For instance, rather than misleading the United Nations and the Parliament of Guyana, the Presidential Advisor on Governance, Ms. Gail Teixeira should have advised her colleagues to reach out and consult Guyanese on the budget.
Rather than accusing the opposition of being racist because they have exposed the PPP regime for supporting a foreign contractor who refused to hire Guyanese workers to build the Marriott Hotel, Ms. Teixeira should use her high office to make sure that Guyanese workers are not discriminated against by such contractors.
She can better serve the nation by listening to the plight of the people and use her office to do something about it. Rather than speaking fluff in Parliament constantly, Ms. Teixeira should use her position as the PPP Chief Whip to make sure that the masses and not only the wealthy receive adequate benefits from the budget.
This PPP Government has spent over two trillion dollars since the Jagdeo/Ramotar administrations took power from the Jagans, and it is clear that they are asking the people to carry this heavy burden, but they do not want to be accountable to them.
Only the PPP cronies have a monopoly on new ideas for economic and human development.
What a human development tragedy that the Marriott Hotel is being built with 100% foreign labour! This project is a shameful abuse of the principle of good governance and to all Guyanese.
It is the duty of the government to spend the taxpayers’ money on all the people. However, when it comes to bringing the benefits to those on the lower tiers, it is way below the expected level of satisfaction and nothing is being done to improve the situation. This happens in all the services: namely education, healthcare, sanitation, water, power, road, drainage, agriculture and many other areas of societal importance. Even in the procuring of a house-lot, the citizens have to struggle; most despicable indeed.
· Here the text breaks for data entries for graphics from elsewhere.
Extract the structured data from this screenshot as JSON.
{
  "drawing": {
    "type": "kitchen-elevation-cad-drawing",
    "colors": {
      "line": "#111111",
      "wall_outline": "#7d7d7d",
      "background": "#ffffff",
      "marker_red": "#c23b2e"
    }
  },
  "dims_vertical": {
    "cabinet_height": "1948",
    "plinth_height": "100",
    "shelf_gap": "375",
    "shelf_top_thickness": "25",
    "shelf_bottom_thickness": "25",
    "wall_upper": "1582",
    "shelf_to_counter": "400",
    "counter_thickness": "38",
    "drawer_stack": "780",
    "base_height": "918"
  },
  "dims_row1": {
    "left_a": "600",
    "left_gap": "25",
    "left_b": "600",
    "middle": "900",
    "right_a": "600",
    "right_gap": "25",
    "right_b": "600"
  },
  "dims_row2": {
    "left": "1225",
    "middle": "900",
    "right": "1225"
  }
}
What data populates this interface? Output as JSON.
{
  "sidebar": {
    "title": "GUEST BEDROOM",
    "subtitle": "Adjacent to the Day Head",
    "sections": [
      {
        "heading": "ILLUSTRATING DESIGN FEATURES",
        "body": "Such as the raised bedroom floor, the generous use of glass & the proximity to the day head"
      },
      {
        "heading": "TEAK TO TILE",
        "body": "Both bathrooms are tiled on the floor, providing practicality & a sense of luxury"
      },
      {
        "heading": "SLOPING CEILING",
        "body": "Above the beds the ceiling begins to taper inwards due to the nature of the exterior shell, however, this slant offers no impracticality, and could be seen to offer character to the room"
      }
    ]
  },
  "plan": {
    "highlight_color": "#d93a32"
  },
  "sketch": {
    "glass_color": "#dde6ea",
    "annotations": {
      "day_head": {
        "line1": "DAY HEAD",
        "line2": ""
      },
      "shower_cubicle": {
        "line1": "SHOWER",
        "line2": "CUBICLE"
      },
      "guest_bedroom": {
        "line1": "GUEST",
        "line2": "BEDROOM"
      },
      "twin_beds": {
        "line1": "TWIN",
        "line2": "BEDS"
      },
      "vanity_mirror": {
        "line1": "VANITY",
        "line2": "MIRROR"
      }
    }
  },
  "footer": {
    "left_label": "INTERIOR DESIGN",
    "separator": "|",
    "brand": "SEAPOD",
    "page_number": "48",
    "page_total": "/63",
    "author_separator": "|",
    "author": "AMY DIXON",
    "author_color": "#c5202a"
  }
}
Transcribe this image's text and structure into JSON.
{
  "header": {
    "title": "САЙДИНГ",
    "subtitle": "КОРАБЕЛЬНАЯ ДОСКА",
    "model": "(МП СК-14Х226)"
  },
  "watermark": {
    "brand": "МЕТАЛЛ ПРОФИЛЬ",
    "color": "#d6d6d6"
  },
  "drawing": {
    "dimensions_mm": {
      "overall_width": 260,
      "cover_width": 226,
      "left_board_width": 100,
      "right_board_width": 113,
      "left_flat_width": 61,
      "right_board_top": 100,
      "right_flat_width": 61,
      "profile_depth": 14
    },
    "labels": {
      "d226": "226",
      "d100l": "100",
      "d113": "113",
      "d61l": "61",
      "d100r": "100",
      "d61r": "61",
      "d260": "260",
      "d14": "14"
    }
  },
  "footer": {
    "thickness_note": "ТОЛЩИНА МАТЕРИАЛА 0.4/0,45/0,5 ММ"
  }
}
A Government is responsible for bringing smiles to the faces of the people if it can enact the appropriate policies, laws and facilitating societal transformation; and not steal the people’s resources.
More than 280,000 persons who exist below the poverty line face the most difficult challenge to uplift their lives, but the administration has so far done nothing substantial to help them.
Our GDP should be growing at 8%; rather, we continue to grow at 4% thus placing thousands more into the army of the poor. This government needs to focus immediately on:
1. Value added agriculture and food processing (rice cereals, packaged rice cakes, tinned rice pudding, more packaged sugar, bio-energy, agro-tourism, packages and chopped fruits and vegetables for the export market);
2. Reliable and quality electric power, surface transport and infrastructure for all parts of the country;
3. Education and Healthcare for all;
4. Private Sector-driven Information and Communication Technology; and
5. Strategic sectors such as ethanol production, a deep water harbour; the road to Brazil; oil production; and job creation at the basic level (the AFC in its Action Plan recommended creating 5,000 jobs immediately to clean Guyana up).
Implementation of these programmes in an integrated way and in a timely manner, and in a cost effective fashion, will help Guyana turn the corner on our creeping human development disaster. The question is, can the PPP do it?